By June 1997, William Kristol, along with several other prominent neo-conservatives who would have high-level administrative positions in the Bush administration (including Dick Cheney, Paul Wolfowitz, Donald Rumsfeld, Elliot Abrams), not to mention his brother Jeb Bush, signed off on a statement of principles intended to usher in this halcyon era of American military strength and moral clarity.
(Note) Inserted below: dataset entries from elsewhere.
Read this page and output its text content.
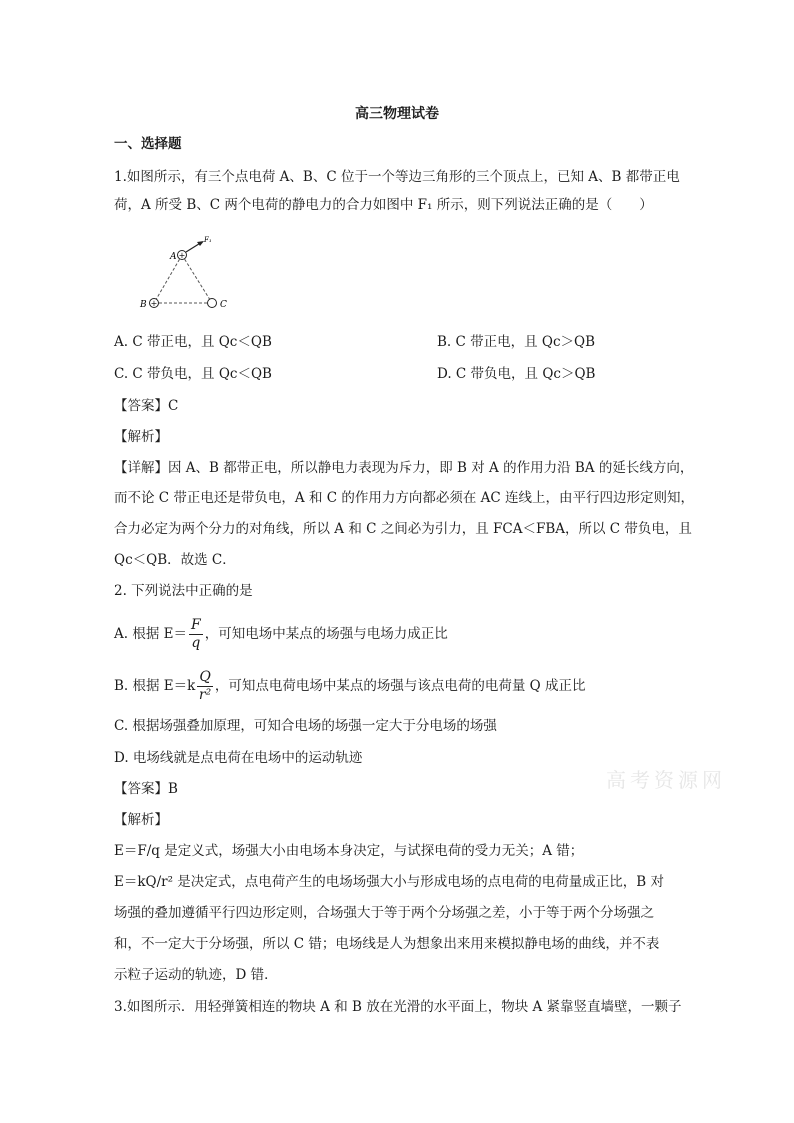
高三物理试卷
一、选择题
1.如图所示，有三个点电荷 A、B、C 位于一个等边三角形的三个顶点上，已知 A、B 都带正电
荷，A 所受 B、C 两个电荷的静电力的合力如图中 F₁ 所示，则下列说法正确的是（　　）
+
+
A
B	C
F₁
A. C 带正电，且 Qc＜QB	B. C 带正电，且 Qc＞QB
C. C 带负电，且 Qc＜QB	D. C 带负电，且 Qc＞QB
【答案】C
【解析】
【详解】因 A、B 都带正电，所以静电力表现为斥力，即 B 对 A 的作用力沿 BA 的延长线方向，
而不论 C 带正电还是带负电，A 和 C 的作用力方向都必须在 AC 连线上，由平行四边形定则知，
合力必定为两个分力的对角线，所以 A 和 C 之间必为引力，且 FCA＜FBA，所以 C 带负电，且
Qc＜QB．故选 C．
2. 下列说法中正确的是
A. 根据 $E= \frac{F}{q}$ ，可知电场中某点的场强与电场力成正比
B. 根据 $E=k \frac{Q}{\text{r²}}$ ，可知点电荷电场中某点的场强与该点电荷的电荷量 Q 成正比
C. 根据场强叠加原理，可知合电场的场强一定大于分电场的场强
D. 电场线就是点电荷在电场中的运动轨迹
【答案】B
【解析】
E＝F/q 是定义式，场强大小由电场本身决定，与试探电荷的受力无关；A 错；
E＝kQ/r² 是决定式，点电荷产生的电场场强大小与形成电场的点电荷的电荷量成正比，B 对
场强的叠加遵循平行四边形定则，合场强大于等于两个分场强之差，小于等于两个分场强之
和，不一定大于分场强，所以 C 错；电场线是人为想象出来用来模拟静电场的曲线，并不表
示粒子运动的轨迹，D 错．
3.如图所示．用轻弹簧相连的物块 A 和 B 放在光滑的水平面上，物块 A 紧靠竖直墙壁，一颗子
高考资源网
This state of principles would come to define the Project for a New American Century.
The four key principles called for increased defense spending and force modernization, the strengthening of ties with democratic allies and the willingness to confront regimes hostile to American interests, the promotion of political and economic freedom abroad, and the “need to accept responsibility for America’s unique role in preserving and extending an international order friendly to our security, our prosperity, and our principles.”
Subsequently, on January 26, 1998, the group sent a letter to then-President Bill Clinton urging his administration to implement “a strategy for removing Saddam’s regime from power.”
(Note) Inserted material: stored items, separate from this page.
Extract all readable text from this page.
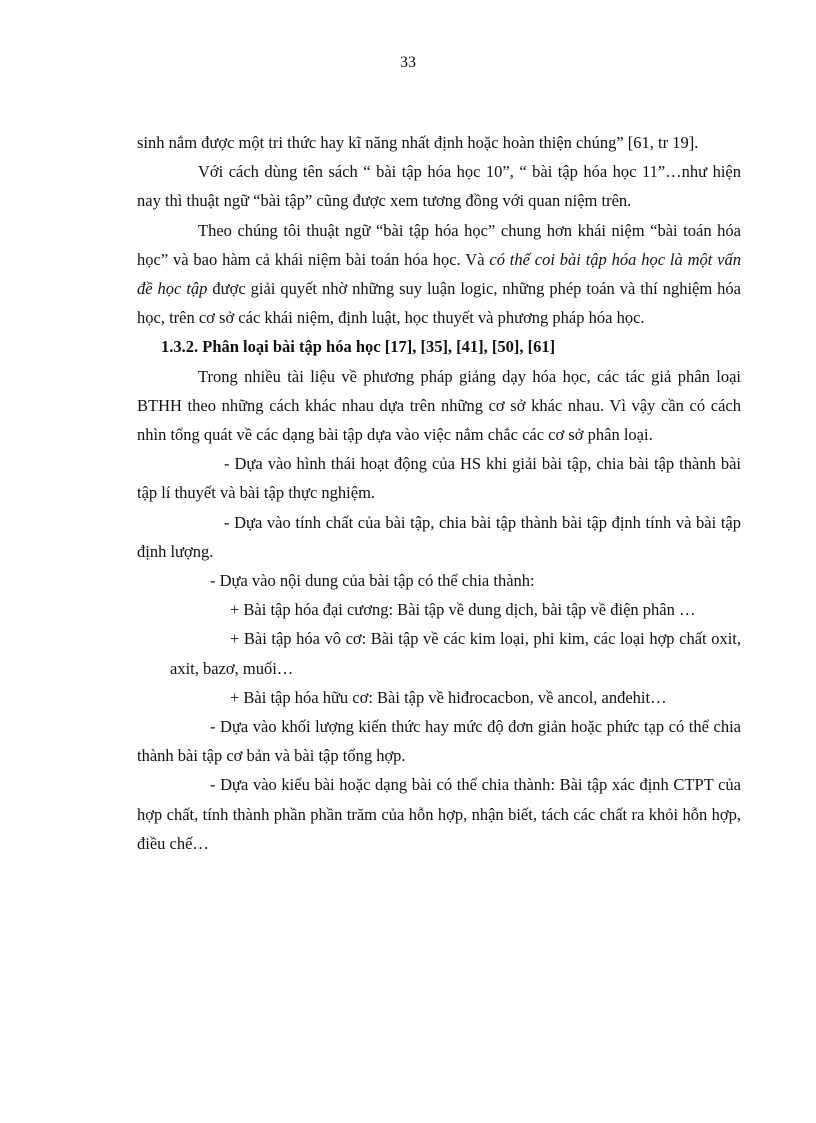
33

sinh nắm được một tri thức hay kĩ năng nhất định hoặc hoàn thiện chúng” [61, tr 19].

Với cách dùng tên sách “ bài tập hóa học 10”, “ bài tập hóa học 11”…như hiện nay thì thuật ngữ “bài tập” cũng được xem tương đồng với quan niệm trên.

Theo chúng tôi thuật ngữ “bài tập hóa học” chung hơn khái niệm “bài toán hóa học” và bao hàm cả khái niệm bài toán hóa học. Và có thể coi bài tập hóa học là một vấn đề học tập được giải quyết nhờ những suy luận logic, những phép toán và thí nghiệm hóa học, trên cơ sở các khái niệm, định luật, học thuyết và phương pháp hóa học.

1.3.2. Phân loại bài tập hóa học [17], [35], [41], [50], [61]

Trong nhiều tài liệu về phương pháp giảng dạy hóa học, các tác giả phân loại BTHH theo những cách khác nhau dựa trên những cơ sở khác nhau. Vì vậy cần có cách nhìn tổng quát về các dạng bài tập dựa vào việc nắm chắc các cơ sở phân loại.

- Dựa vào hình thái hoạt động của HS khi giải bài tập, chia bài tập thành bài tập lí thuyết và bài tập thực nghiệm.

- Dựa vào tính chất của bài tập, chia bài tập thành bài tập định tính và bài tập định lượng.

- Dựa vào nội dung của bài tập có thể chia thành:

+ Bài tập hóa đại cương: Bài tập về dung dịch, bài tập về điện phân …

+ Bài tập hóa vô cơ: Bài tập về các kim loại, phi kim, các loại hợp chất oxit, axit, bazơ, muối…

+ Bài tập hóa hữu cơ: Bài tập về hiđrocacbon, về ancol, anđehit…

- Dựa vào khối lượng kiến thức hay mức độ đơn giản hoặc phức tạp có thể chia thành bài tập cơ bản và bài tập tổng hợp.

- Dựa vào kiểu bài hoặc dạng bài có thể chia thành: Bài tập xác định CTPT của hợp chất, tính thành phần phần trăm của hỗn hợp, nhận biết, tách các chất ra khỏi hỗn hợp, điều chế…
The history of what happened when a sympathetic Bush Administration coupled with the tragic events of 9/11 provided the pretext for implementing this neo-Reaganite Foreign Policy is well-trodden territory. The question is, why are they doing it again?
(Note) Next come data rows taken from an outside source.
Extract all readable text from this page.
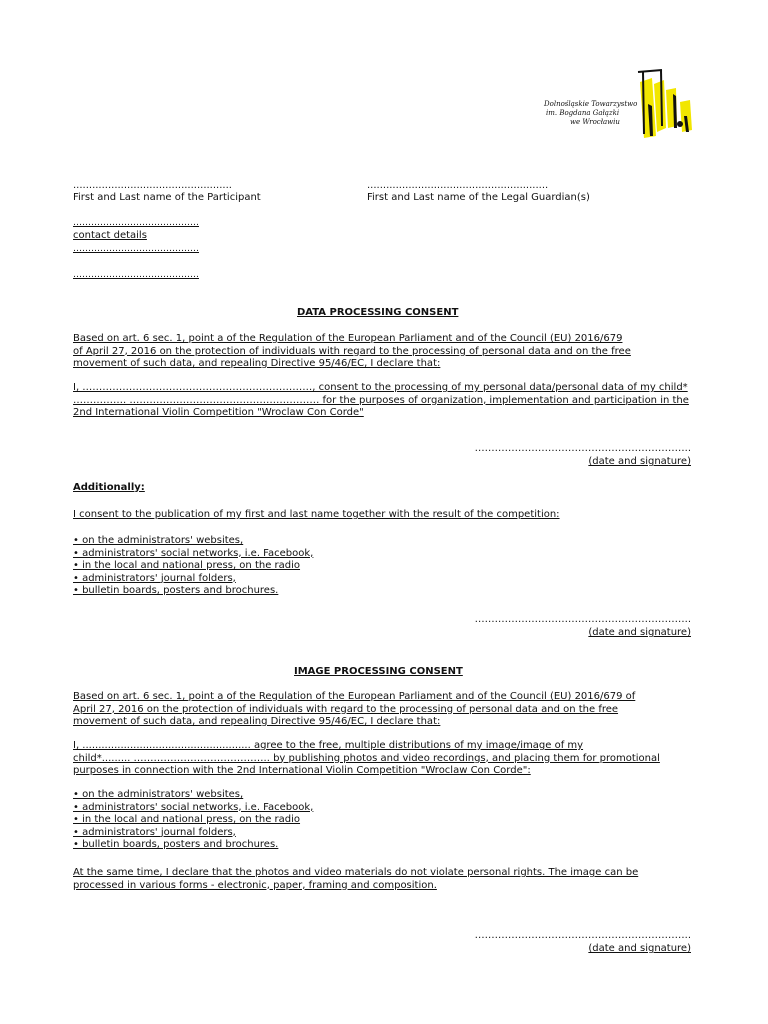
Dolnośląskie Towarzystwo
im. Bogdana Gałązki
we Wrocławiu
..................................................
First and Last name of the Participant
.........................................................
First and Last name of the Legal Guardian(s)
……………………………………
contact details
……………………………………
……………………………………
DATA PROCESSING CONSENT
Based on art. 6 sec. 1, point a of the Regulation of the European Parliament and of the Council (EU) 2016/679
of April 27, 2016 on the protection of individuals with regard to the processing of personal data and on the free
movement of such data, and repealing Directive 95/46/EC, I declare that:
I, ……………………………………………………………, consent to the processing of my personal data/personal data of my child*
……………. ………………………………………………… for the purposes of organization, implementation and participation in the
2nd International Violin Competition "Wroclaw Con Corde"
………………………………………………………..
(date and signature)
Additionally:
I consent to the publication of my first and last name together with the result of the competition:
• on the administrators' websites,
• administrators' social networks, i.e. Facebook,
• in the local and national press, on the radio
• administrators' journal folders,
• bulletin boards, posters and brochures.
………………………………………………………..
(date and signature)
IMAGE PROCESSING CONSENT
Based on art. 6 sec. 1, point a of the Regulation of the European Parliament and of the Council (EU) 2016/679 of
April 27, 2016 on the protection of individuals with regard to the processing of personal data and on the free
movement of such data, and repealing Directive 95/46/EC, I declare that:
I, ..................................................... agree to the free, multiple distributions of my image/image of my
child*......... ………………………………….. by publishing photos and video recordings, and placing them for promotional
purposes in connection with the 2nd International Violin Competition "Wroclaw Con Corde":
• on the administrators' websites,
• administrators' social networks, i.e. Facebook,
• in the local and national press, on the radio
• administrators' journal folders,
• bulletin boards, posters and brochures.
At the same time, I declare that the photos and video materials do not violate personal rights. The image can be
processed in various forms - electronic, paper, framing and composition.
………………………………………………………..
(date and signature)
On most counts, the allegations against Iran seem to defy logic. Writing for Time Magazine, former CIA field officer Robert Baer claimed that the plot as described by FBI Director Robert Muller was something one might find in “a truly awful Hollywood script.” He went on to say that “none of it measures up to Iran’s unsurpassed skill in conducting assassinations.”
But while the idea of an Iranian-American used-car salesman attempting to organize a hit on the Saudi Arabian ambassador via the proxy of a Mexican drug cartel seems out of character for the fiercely professional Quds Force – a special unit of Iran’s Revolutionary Guard responsible for extraterritorial operations – the far-fetched tale seems a perfect match for the American imagination. Such a flourish for the theatrical has been on display before, most notably, when then US Secretary of State Colin Powell held up a vial he said could contain anthrax while speaking to the United Nations Security Council on February 5, 2003.
However, with US national debt at some 15 trillion dollars, a potential $1 trillion in defense spending cuts on the table, and a recent report carried out by the Eisenhower Research Project at Brown University predicting that the cost of war in Afghanistan and Iraq could reach some $4 trillion, does the American public have the stomach or the means to prosecute another war?
When taking all of those factors into account, the murky world of real politik and multilateralism that many neo-conservatives helped bring about by aggressively pushing America towards the brink of imperial overstretch during the Bush years does not sit well with an ideology that views the world within a good vs. evil binary. Kristol for his part saw America sinking into the abyss during an era when the United States economic and military dominance ushered the term hyperpower into the collective consciousness.
But as an entrenched economic crisis limits the United States ability to project its military dominance and a decade of war has evaporated its moral currency around the world, it has become clear that many of the neo-conservatives pushing for war against Iran now ultimately have their own chief ideologues to blame for America’s precipitous decline. Whether calls for war against Iran are meant to placate American allies in the Middle East who cannot stomach its supposed nuclear ambitions, an attempt to reassert US dominance in the oil rich region, or are the last signs of a flagging empire lashing out in self-denial, those who are longing for it to be morning again in America might very well expedite its imperial twilight.